Álvaro García Linera *

 

Hace 35 años, y gracias a la movilización social, se inició el período democrático más largo de nuestra historia. Sin embargo, su desarrollo no fue fácil. En un primer momento (1985-2005) se intentó anular la presencia activa de las organizaciones sociales populares cerrando empresas, privatizando otras, legalizando el libre despido y declarando estados de sitio que cercenaban las libertades democráticas. Eran tiempos de democracia de minorías, en los que los presidentes eran elegidos por el 20 o 30% de los votos, en los que la abstención y el voto nulo era superior al del partido político ganador, y en los que empresas y embajadas extranjeras dictaban leyes y  programas económicos. Pese a la democracia, minorías internas y externas destruyeron nuestro país convirtiéndonos en un Estado pordiosero que estiraba la mano al mundo para pagar sus salarios.

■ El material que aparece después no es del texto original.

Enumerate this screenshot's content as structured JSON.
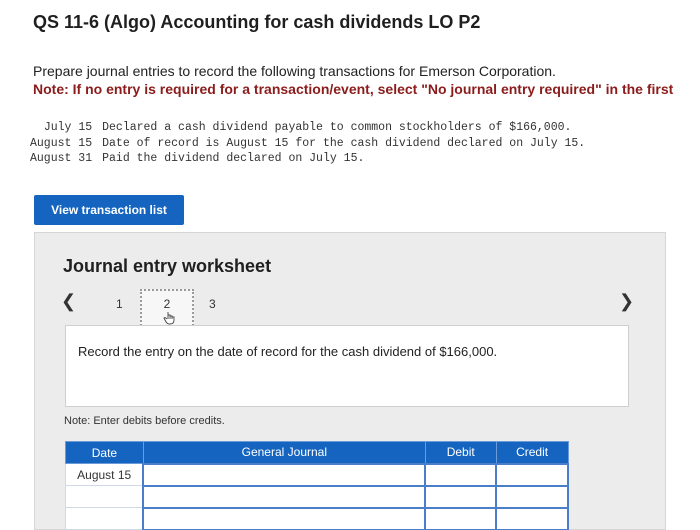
{
  "page": {
    "title": "QS 11-6 (Algo) Accounting for cash dividends LO P2"
  },
  "instructions": {
    "prompt": "Prepare journal entries to record the following transactions for Emerson Corporation.",
    "note": "Note: If no entry is required for a transaction/event, select \"No journal entry required\" in the first"
  },
  "transactions": [
    {
      "date": "July 15",
      "description": "Declared a cash dividend payable to common stockholders of $166,000."
    },
    {
      "date": "August 15",
      "description": "Date of record is August 15 for the cash dividend declared on July 15."
    },
    {
      "date": "August 31",
      "description": "Paid the dividend declared on July 15."
    }
  ],
  "view_button": {
    "label": "View transaction list"
  },
  "worksheet": {
    "title": "Journal entry worksheet",
    "pages": [
      "1",
      "2",
      "3"
    ],
    "current_page": "2",
    "entry_instruction": "Record the entry on the date of record for the cash dividend of $166,000.",
    "note": "Note: Enter debits before credits.",
    "columns": {
      "date": "Date",
      "general_journal": "General Journal",
      "debit": "Debit",
      "credit": "Credit"
    },
    "rows": [
      {
        "date": "August 15",
        "account": "",
        "debit": "",
        "credit": ""
      },
      {
        "date": "",
        "account": "",
        "debit": "",
        "credit": ""
      },
      {
        "date": "",
        "account": "",
        "debit": "",
        "credit": ""
      }
    ]
  },
  "colors": {
    "accent": "#1565c0",
    "note": "#8b1c1c",
    "panel": "#ececec"
  }
}
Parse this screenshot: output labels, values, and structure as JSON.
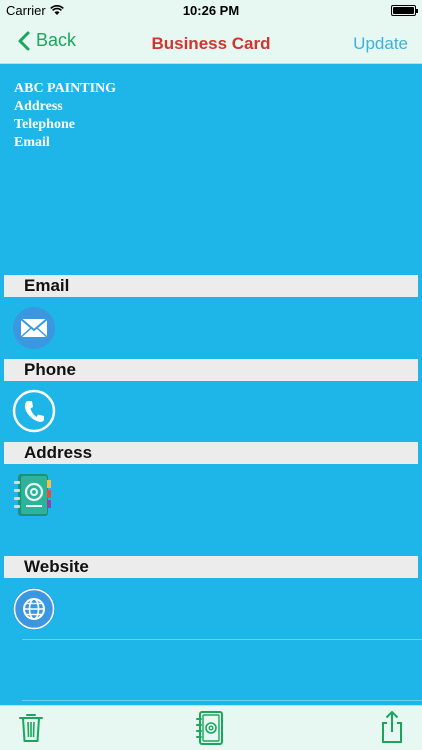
{
  "status_bar": {
    "carrier": "Carrier",
    "time": "10:26 PM"
  },
  "nav": {
    "back_label": "Back",
    "title": "Business Card",
    "update_label": "Update"
  },
  "card": {
    "lines": [
      "ABC PAINTING",
      "Address",
      "Telephone",
      "Email"
    ]
  },
  "sections": {
    "email": {
      "label": "Email",
      "icon": "envelope-icon"
    },
    "phone": {
      "label": "Phone",
      "icon": "phone-icon"
    },
    "address": {
      "label": "Address",
      "icon": "address-book-icon"
    },
    "website": {
      "label": "Website",
      "icon": "globe-icon"
    }
  },
  "toolbar": {
    "icons": [
      "trash-icon",
      "contact-book-icon",
      "share-icon"
    ]
  },
  "colors": {
    "background": "#1eb6e8",
    "nav_bg": "#e6f8f1",
    "title": "#d0352f",
    "back": "#1aa75d",
    "update": "#3fb0db",
    "header_bg": "#ececec"
  }
}
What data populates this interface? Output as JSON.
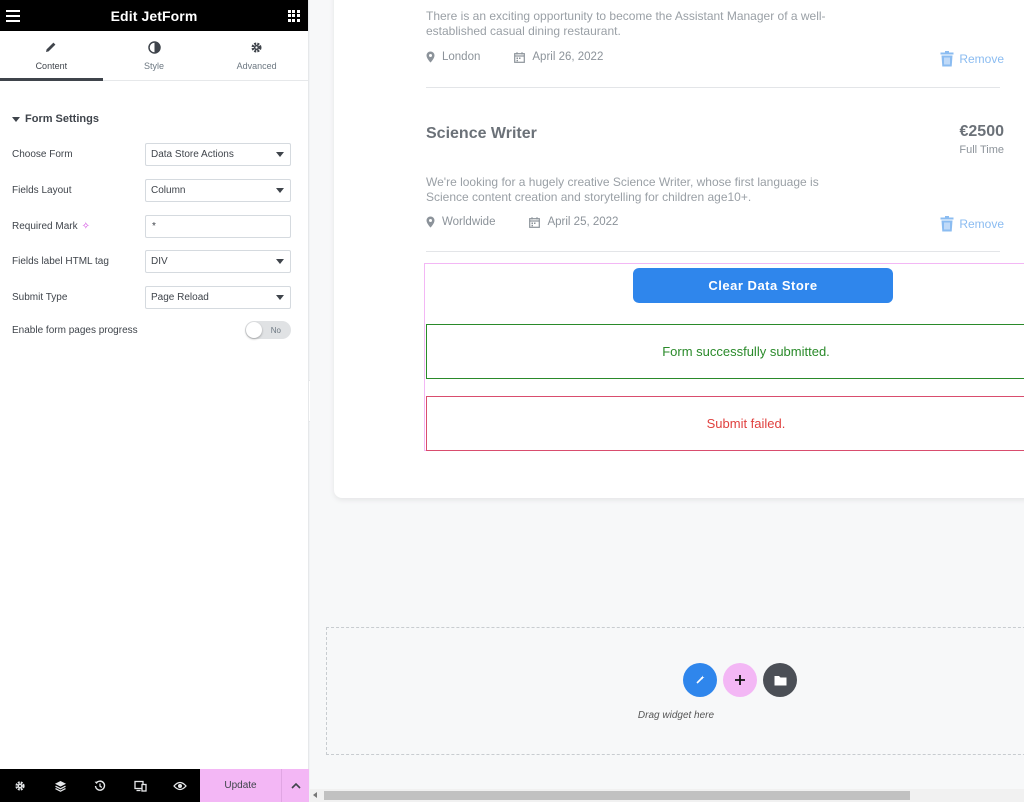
{
  "panel": {
    "title": "Edit JetForm",
    "tabs": [
      {
        "label": "Content",
        "icon": "pencil-icon",
        "active": true
      },
      {
        "label": "Style",
        "icon": "contrast-icon",
        "active": false
      },
      {
        "label": "Advanced",
        "icon": "gear-icon",
        "active": false
      }
    ],
    "section_title": "Form Settings",
    "fields": {
      "choose_form": {
        "label": "Choose Form",
        "value": "Data Store Actions"
      },
      "fields_layout": {
        "label": "Fields Layout",
        "value": "Column"
      },
      "required_mark": {
        "label": "Required Mark",
        "value": "*"
      },
      "label_tag": {
        "label": "Fields label HTML tag",
        "value": "DIV"
      },
      "submit_type": {
        "label": "Submit Type",
        "value": "Page Reload"
      },
      "pages_progress": {
        "label": "Enable form pages progress",
        "toggle": "No"
      }
    },
    "footer": {
      "update_label": "Update"
    }
  },
  "preview": {
    "job1": {
      "description": "There is an exciting opportunity to become the Assistant Manager of a well-established casual dining restaurant.",
      "location": "London",
      "date": "April 26, 2022",
      "remove_label": "Remove"
    },
    "job2": {
      "title": "Science Writer",
      "salary": "€2500",
      "type": "Full Time",
      "description": "We're looking for a hugely creative Science Writer, whose first language is Science content creation and storytelling for children age10+.",
      "location": "Worldwide",
      "date": "April 25, 2022",
      "remove_label": "Remove"
    },
    "clear_button": "Clear Data Store",
    "success_message": "Form successfully submitted.",
    "fail_message": "Submit failed.",
    "drop_label": "Drag widget here"
  },
  "colors": {
    "accent_blue": "#2f86ec",
    "accent_pink": "#f3b7f5",
    "success": "#2a8a2a",
    "error": "#e0413f"
  }
}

Las insurrecciones indígenas y populares de los años 2000, 2001, 2003 y 2008 cambiaron el rumbo de Bolivia. Convirtieron a los movimientos sociales en los protagonistas de la historia, dieron al movimiento indígena el liderazgo político y construyeron el bloque histórico obrero-indígena-popular más importante de los últimos cien años. La fuerza demográfica del pueblo se convirtió en fuerza electoral, permitiendo que Evo Morales sea electo con el 54 %, el 64 % y el 62 % de la votación. Desde entonces se ha instaurado una democracia de mayorías, en la que el gobierno es electo por más del 60 % de los votos (el doble o triple de lo que obtenían sus predecesores), pero, además, en la cual también se gobierna desde las calles, las comunidades y las fábricas.

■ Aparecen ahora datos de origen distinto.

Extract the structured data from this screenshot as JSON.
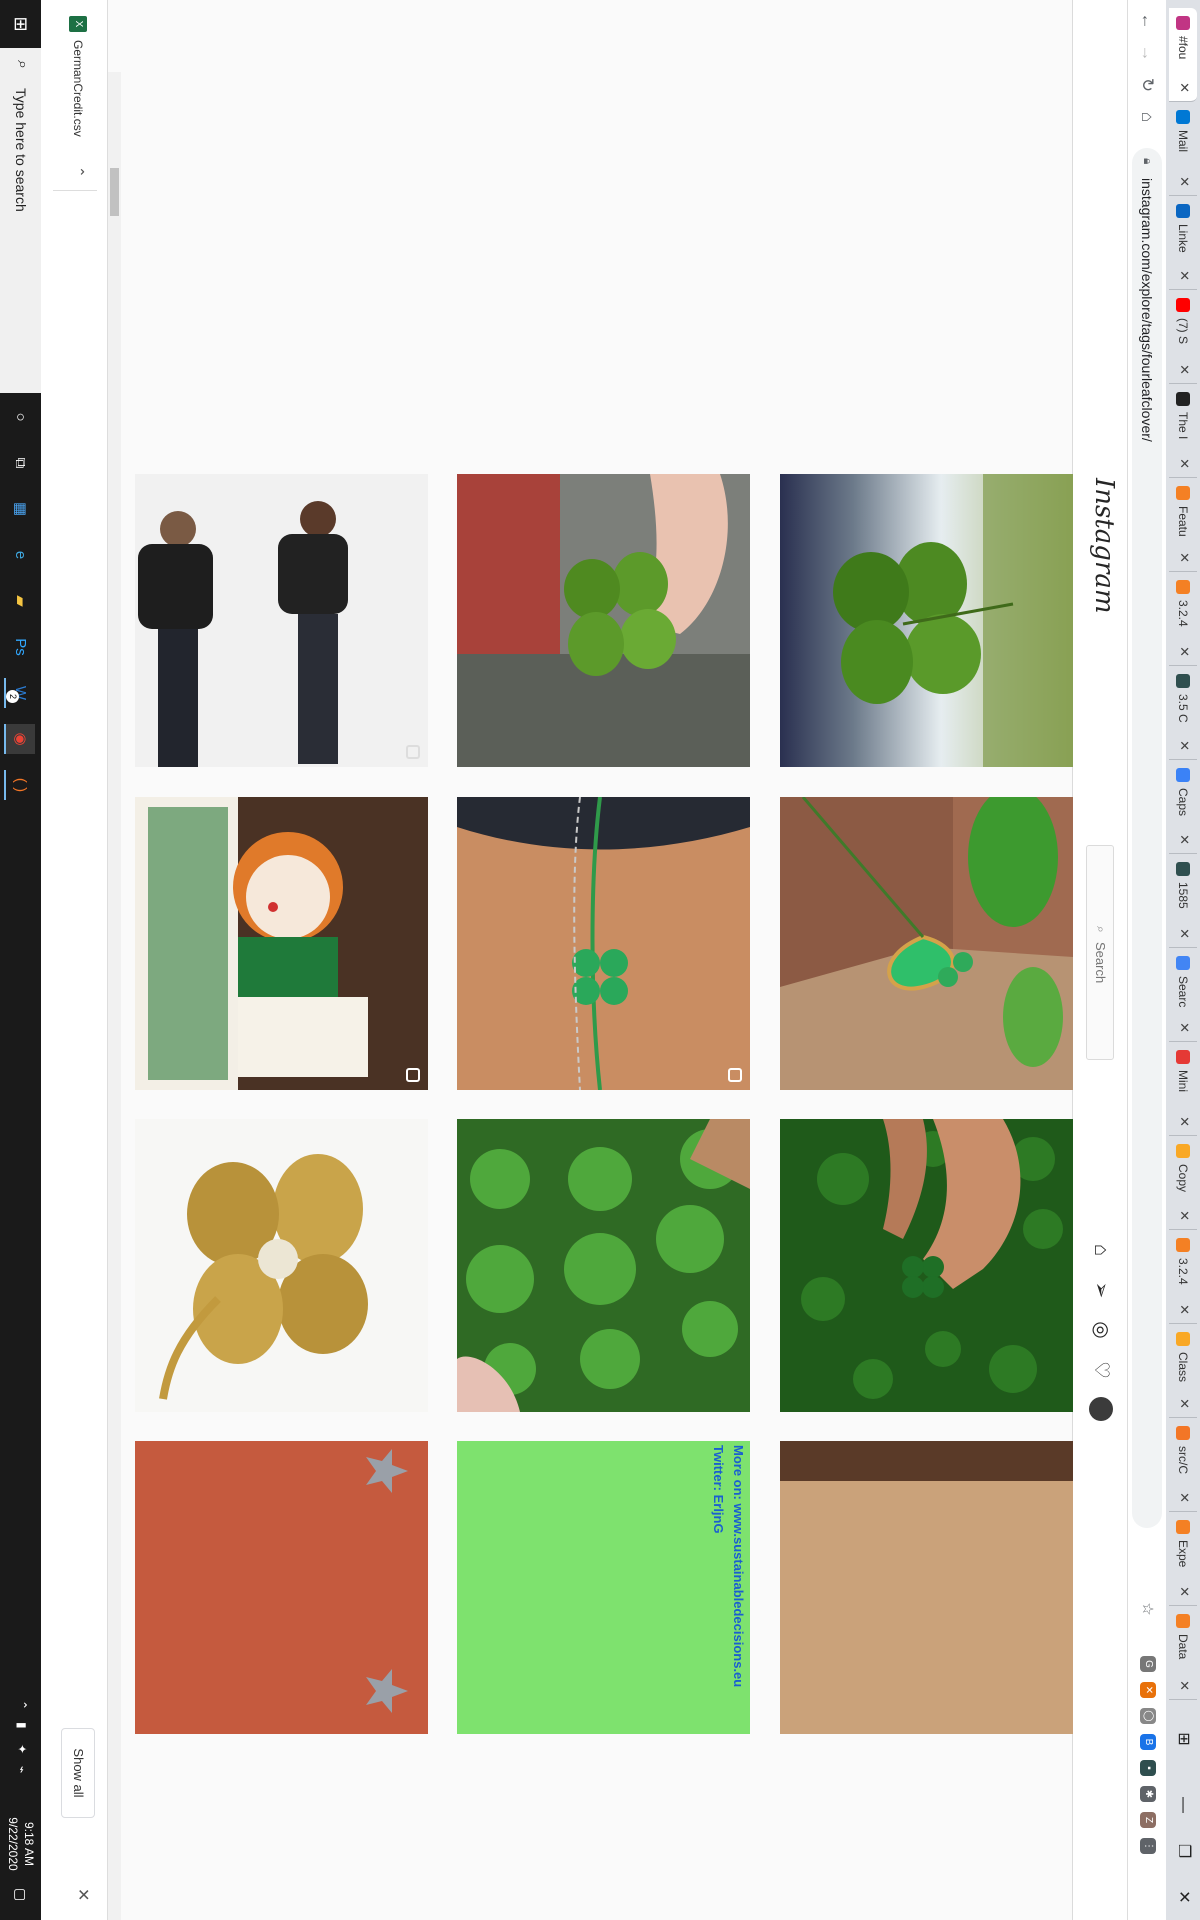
{
  "browser": {
    "tabs": [
      {
        "title": "#fou",
        "color": "#c13584",
        "active": true
      },
      {
        "title": "Mail",
        "color": "#0078d4"
      },
      {
        "title": "Linke",
        "color": "#0a66c2"
      },
      {
        "title": "(7) S",
        "color": "#ff0000"
      },
      {
        "title": "The I",
        "color": "#222222"
      },
      {
        "title": "Featu",
        "color": "#f48024"
      },
      {
        "title": "3.2.4",
        "color": "#f48024"
      },
      {
        "title": "3.5 C",
        "color": "#2f4f4f"
      },
      {
        "title": "Caps",
        "color": "#3b82f6"
      },
      {
        "title": "1585",
        "color": "#2f4f4f"
      },
      {
        "title": "Searc",
        "color": "#4285f4"
      },
      {
        "title": "Mini",
        "color": "#e53935"
      },
      {
        "title": "Copy",
        "color": "#f9a825"
      },
      {
        "title": "3.2.4",
        "color": "#f48024"
      },
      {
        "title": "Class",
        "color": "#f9a825"
      },
      {
        "title": "src/C",
        "color": "#f37626"
      },
      {
        "title": "Expe",
        "color": "#f48024"
      },
      {
        "title": "Data",
        "color": "#f48024"
      }
    ],
    "url": "instagram.com/explore/tags/fourleafclover/",
    "extensions": [
      {
        "name": "google-icon",
        "glyph": "G",
        "color": "#777777"
      },
      {
        "name": "extension-x-icon",
        "glyph": "✕",
        "color": "#e8710a"
      },
      {
        "name": "circle-extension-icon",
        "glyph": "◯",
        "color": "#888888"
      },
      {
        "name": "b-extension-icon",
        "glyph": "B",
        "color": "#1a73e8"
      },
      {
        "name": "analytics-extension-icon",
        "glyph": "▪",
        "color": "#2f4f4f"
      },
      {
        "name": "puzzle-icon",
        "glyph": "✱",
        "color": "#5f6368"
      },
      {
        "name": "profile-avatar-icon",
        "glyph": "Z",
        "color": "#8d6e63"
      },
      {
        "name": "menu-dots-icon",
        "glyph": "⋮",
        "color": "#5f6368"
      }
    ]
  },
  "instagram": {
    "logo": "Instagram",
    "search_placeholder": "Search",
    "nav_icons": [
      "home-icon",
      "direct-message-icon",
      "explore-icon",
      "activity-heart-icon",
      "profile-avatar"
    ]
  },
  "posts": [
    {
      "name": "post-clover-sky"
    },
    {
      "name": "post-clover-necklace"
    },
    {
      "name": "post-clover-hand-grass"
    },
    {
      "name": "post-partial-hair"
    },
    {
      "name": "post-clover-fingers"
    },
    {
      "name": "post-clover-bracelet",
      "multi": true
    },
    {
      "name": "post-clover-patch"
    },
    {
      "name": "post-text-banner",
      "text1": "More on: www.sustainabledecisions.eu",
      "text2": "Twitter: ErljnG"
    },
    {
      "name": "post-tshirt-models",
      "multi": true
    },
    {
      "name": "post-leprechaun-doll",
      "multi": true
    },
    {
      "name": "post-gold-clover-brooch"
    },
    {
      "name": "post-partial-stars"
    }
  ],
  "downloads": {
    "file_name": "GermanCredit.csv",
    "show_all": "Show all"
  },
  "taskbar": {
    "search_placeholder": "Type here to search",
    "badge_count": "2",
    "time": "9:18 AM",
    "date": "9/22/2020"
  }
}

Un dato ilustra esta doble gobernabilidad electoral y social: mientras que en tiempos neoliberales todos los presidentes apenas se reunieron 58 veces con organizaciones sociales, el presidente Evo, hasta fines de 2016, lo ha hecho 5.900 veces.

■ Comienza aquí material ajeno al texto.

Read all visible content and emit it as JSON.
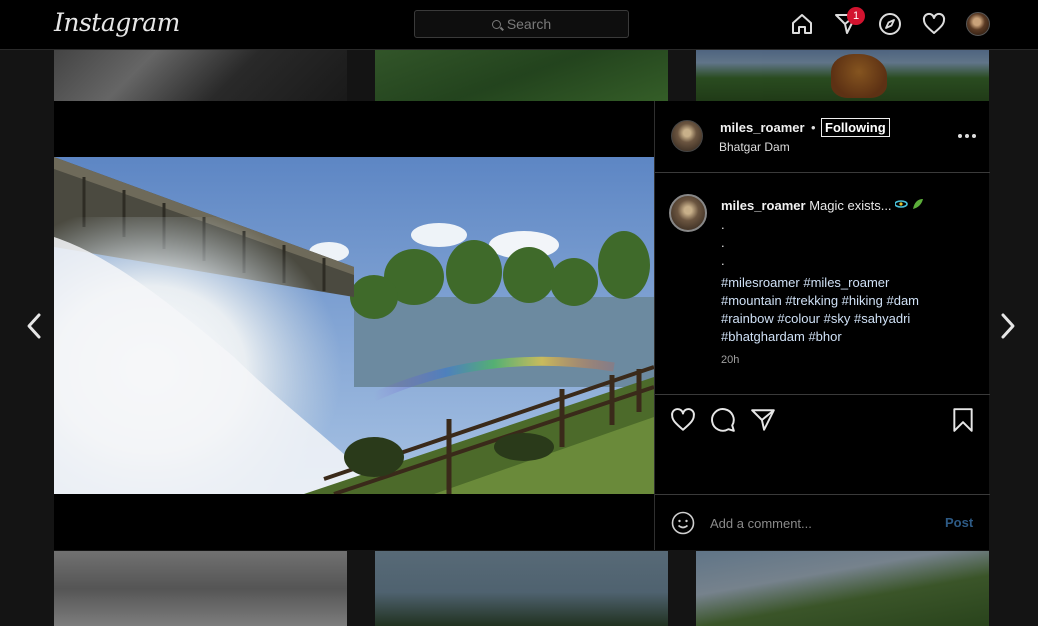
{
  "nav": {
    "logo": "Instagram",
    "search_placeholder": "Search",
    "notification_count": "1"
  },
  "post": {
    "username": "miles_roamer",
    "separator": "•",
    "follow_status": "Following",
    "location": "Bhatgar Dam",
    "caption": {
      "text": "Magic exists...",
      "dots": [
        ".",
        ".",
        "."
      ],
      "hashtags_lines": [
        "#milesroamer #miles_roamer",
        "#mountain #trekking #hiking #dam",
        "#rainbow #colour #sky #sahyadri",
        "#bhatghardam #bhor"
      ],
      "time": "20h"
    },
    "comment": {
      "placeholder": "Add a comment...",
      "post_label": "Post"
    }
  },
  "colors": {
    "background": "#141414",
    "panel": "#000000",
    "badge": "#d3132f",
    "post_button": "#2d5a85",
    "hashtag": "#cfe0f5"
  },
  "icons": [
    "home-icon",
    "direct-message-icon",
    "explore-icon",
    "activity-heart-icon",
    "like-icon",
    "comment-icon",
    "share-icon",
    "save-icon",
    "emoji-icon",
    "chevron-left-icon",
    "chevron-right-icon"
  ]
}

Desde entonces, Bolivia ya no recibe decretos en inglés, ya no se hinca ante el Fondo Monetario Internacional ni se viste de payaso en las recepciones de las embajadas extranjeras.

Hoy, Bolivia mira con optimismo el futuro, habla de igual a igual con todos los países del mundo, está orgullosa de sus logros sociales y trabaja para construir un mundo más justo y solidario.